Sonja setzte sich auf den Bettrand. Sie strich ihm über die Haare, beugte sich dann über ihn und küßte ihn zärtlich. »Und? Alles in Ordnung?«

»Alles in Ordnung! Ich soll mich nur nicht zuviel bewegen. Kannst du mal die Decke zur Seite ziehen?«

Sonja tat es. Überglücklich blickte sie auf Marks Füße. Seine Zehen bewegten sich.

»Mark!« Vor Glück konnte sie kaum sprechen.

»Alles klar, Mami? Ich habe dich lieb«, murmelte er, dann fielen ihm die Augen zu.

Sonja blieb auf dem Bettrand sitzen. Die Hand ihres Sohnes hielt sie in der ihren. Dann kam Ulrich.

»Er kann seine Zehen bewegen«, flüsterte Sonja ihm zu, dabei liefen ihr die Tränen über die Wangen.

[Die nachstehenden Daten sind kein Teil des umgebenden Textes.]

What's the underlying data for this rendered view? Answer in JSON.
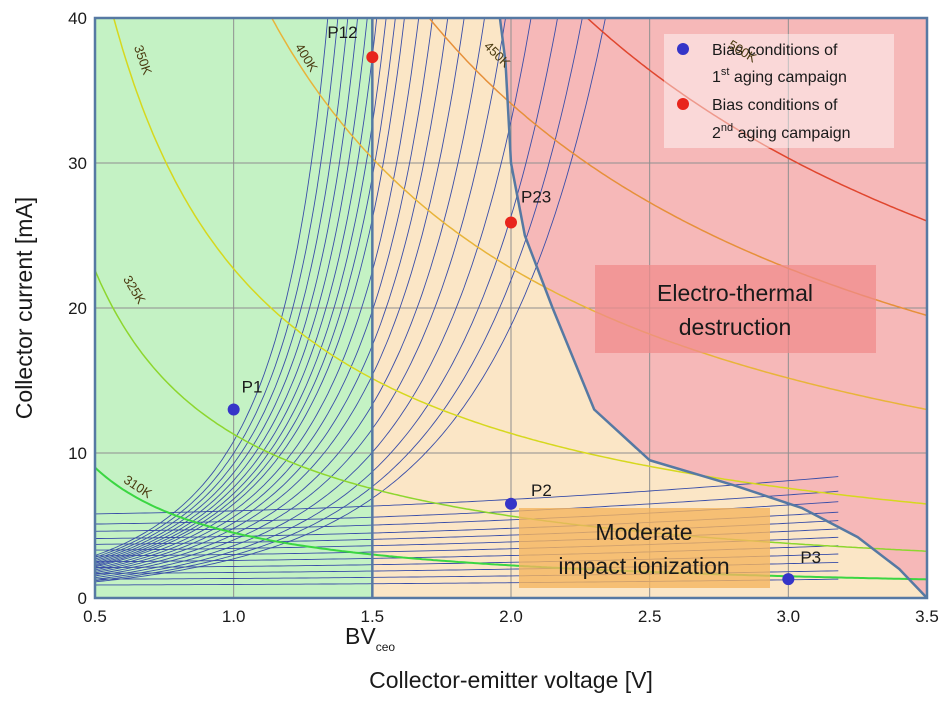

Mark schlug die Augen auf. »Papa«, er lächelte. Dann fragte er: »Mama, warum weinst du?«

»Weil… weil…« Sonja konnte nicht sprechen. Sie erhob sich, um ihrem Mann Platz zu machen.

»Mama, bitte, bleib hier! Bitte, ihr müßt beide hierbleiben.«

»Ja, wir bleiben beide hier«, versprach Ulrich. Er küßte seinen Sohn, dann holte er sich einen Stuhl.

»Das ist schön. Da kann ich wieder schlafen. Ich bin noch so müde.« Marks Kopf fiel zur Seite.

»Lassen wir ihn schlafen«, sagte Ulrich und setzte sich.

Nach einiger Zeit trat Dr. Leitner ins Zimmer. Wortlos blickte sie auf das Ehepaar und das schlafende Kind. »Ich sehe später noch einmal vorbei«, flüsterte sie Ulrich zu.

Dieser nickte nur.

Über eine Stunde war vergangen, als Mark seine Augen wieder aufschlug. Sonja und Ulrich beugten sich gleichzeitig über ihn.

»Ihr seid noch da?« Ein Leuchten trat auf Marks Gesicht. »Ich habe Durst«, sagte er dann. Sonja wollte sich aufrichten, doch Mark hielt sie fest.

»Nein, so arg ist mein Durst noch nicht.« Er grinste. Seine andere Hand griff nach dem Vater. »Ihr dürft niemals wieder weggehen. Ich will euch doch beide haben.«

»Liebling«, sagte Sonja rauh. Sie streichelte Marks Wange.

»Sag das zu Papa«, forderte Mark. »Er soll wieder dein Liebling sein.«

»Ich…« Sonja biß sich auf die Unterlippe.

»Dann sag’ es zu Mama.« Mark sah seinen Vater an. »Ihr müßt euch wieder liebhaben, sonst will ich gar nicht mehr laufen können.«

Das Ehepaar sah sich nicht an. Da nahm Mark einfach die Hände seiner Eltern und vereinte sie auf seiner Bettdecke.

»So, Papa hat gesagt, er wird in Zukunft nicht mehr so viel wegfahren. Das wird sehr schön sein, dann werden wir alles zu dritt unternehmen können.« Mit einem Lächeln auf den Lippen schlief er wieder ein.

»Es war auch meine Schuld. Ich hatte nur noch meine Arbeit im Kopf«, sagte Ulrich. Langsam hob er seinen Kopf. Das Gesicht seiner Frau war dicht vor ihm. Sie sahen sich an, und alles, was gesagt werden mußte, stand in ihren Augen.

Hinter ihnen öffnete Dr. Leitner die Tür. Sie zog sich wieder zurück, ohne sich bemerkbar gemacht zu haben. Einen Monat lang hatte sie sich ihren Träumen hingegeben, aber nun würde sie diese Träume tief in ihrem Innern begraben.